Losing Costco (NASDAQ:COST) was quite the blow. Costco members made up 8% of spending on American Express' (NYSE:AXP) network in 2014, of which 70% was in other stores where AmEx collected a full fee. Even worse, about 20% of the company's loan book came from Costco cards.
But while these issues will challenge American Express on the revenue side of the equation, AmEx does have some room for improvement when it comes to minimizing expenses. Recently, the company has taken to its banking units to lower its cost of funds.
American Express has FDIC-insured banks known as Centurion Bank and American Express Bank, which would rank among some of the largest banks even as standalone companies. Its banks hold $49.3 billion in customer deposits, up 12% in just nine months. Of these, 57% are traditional savings account balances.
When it comes to taking deposits, American Express isn't all that much different from the likes of Ally Financial. Because of limited features and a lack of branches, American Express pays dearly for deposit accounts. The average deposit costs it roughly 1% per year.
While a full percentage point of interest may seem expensive, it pales in comparison with the company's long-term borrowings. When American Express taps the debt markets, it pays 2.25% per year, on average. (Its "long-term" debt isn't really that long in duration.)

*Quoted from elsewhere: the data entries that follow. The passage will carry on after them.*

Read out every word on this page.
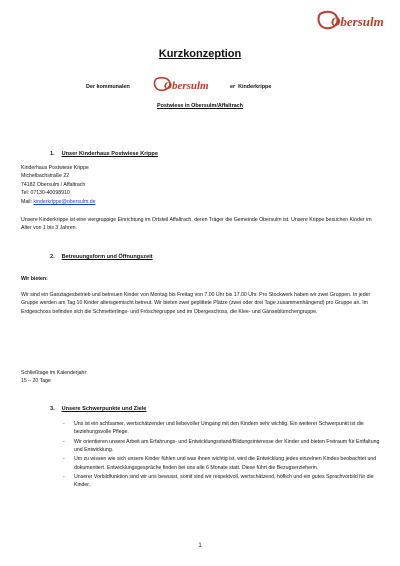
Obersulm
Kurzkonzeption
Der kommunalen	Obersulm	er  Kinderkrippe
Postwiese in Obersulm/Affaltrach
1. Unser Kinderhaus Postwiese Krippe
Kinderhaus Postwiese Krippe
Michelbachstraße 22
74182 Obersulm / Affaltrach
Tel: 07130-40098910
Mail: kinderkrippe@obersulm.de
Unsere Kinderkrippe ist eine viergruppige Einrichtung im Ortsteil Affaltrach, deren Träger die Gemeinde Obersulm ist. Unsere Krippe besuchen Kinder im Alter von 1 bis 3 Jahren.
2. Betreuungsform und Öffnungszeit
Wir bieten:
Wir sind ein Ganztagesbetrieb und betreuen Kinder von Montag bis Freitag von 7.00 Uhr bis 17.00 Uhr. Pro Stockwerk haben wir zwei Gruppen. In jeder Gruppe werden am Tag 10 Kinder altersgemischt betreut. Wir bieten zwei geplittete Plätze (zwei oder drei Tage zusammenhängend) pro Gruppe an. Im Erdgeschoss befinden sich die Schmetterlings- und Fröschegruppe und im Obergeschoss, die Klee- und Gänseblümchengruppe.
Schließtage im Kalenderjahr:
15 – 20 Tage
3. Unsere Schwerpunkte und Ziele
- Uns ist ein achtsamer, wertschätzender und liebevoller Umgang mit den Kindern sehr wichtig. Ein weiterer Schwerpunkt ist die beziehungsvolle Pflege.
- Wir orientieren unsere Arbeit am Erfahrungs- und Entwicklungsstand/Bildungsinteresse der Kinder und bieten Freiraum für Entfaltung und Entwicklung.
- Um zu wissen wie sich unsere Kinder fühlen und was ihnen wichtig ist, wird die Entwicklung jedes einzelnen Kindes beobachtet und dokumentiert. Entwicklungsgespräche finden bei uns alle 6 Monate statt. Diese führt die Bezugserzieherin.
- Unserer Vorbildfunktion sind wir uns bewusst, somit sind wir respektvoll, wertschätzend, höflich und ein gutes Sprachvorbild für die Kinder.
1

Recent growth in the bank isn't accidental. Since the end of 2014, the fastest-growing deposits are "third-party" deposits, another phrase for brokered deposits. Costlier than savings accounts, brokered deposits are still less expensive than debt, thanks to FDIC insurance. Take notice that deposit growth kicked into overdrive in the first quarter of 2015, when news broke of Costco's decision.
Deposits now make up 37.1% of the company's liabilities, up from 31.9% at the end of 2014. Long-term debt is trending down, now making up 36.6% of total liabilities, versus 41.9% at year-end 2014.
Of course, American Express can't solve all its woes with financial engineering. Eliminating the entirety of its $48.7 billion of long-term debt and replacing it with deposits -- a Herculean task no one should expect -- would save it about $600 million in annual pre-tax interest expense. It made three times that amount in the third quarter of 2015.
There are some risks to accumulating deposits to offset long-term debt. Should rates rise, rate-sensitive deposits will expose the company to higher borrowing costs it might have otherwise locked in with long-term debt financing. Its borrowers won't necessarily pay a higher rate to offset higher deposit interest rates, given the competitive landscape for credit card balances.
But it is interesting to see American Express springing to action to save a few million dollars here and there. It needs it. Its long-standing deal with Costco comes to an end in March.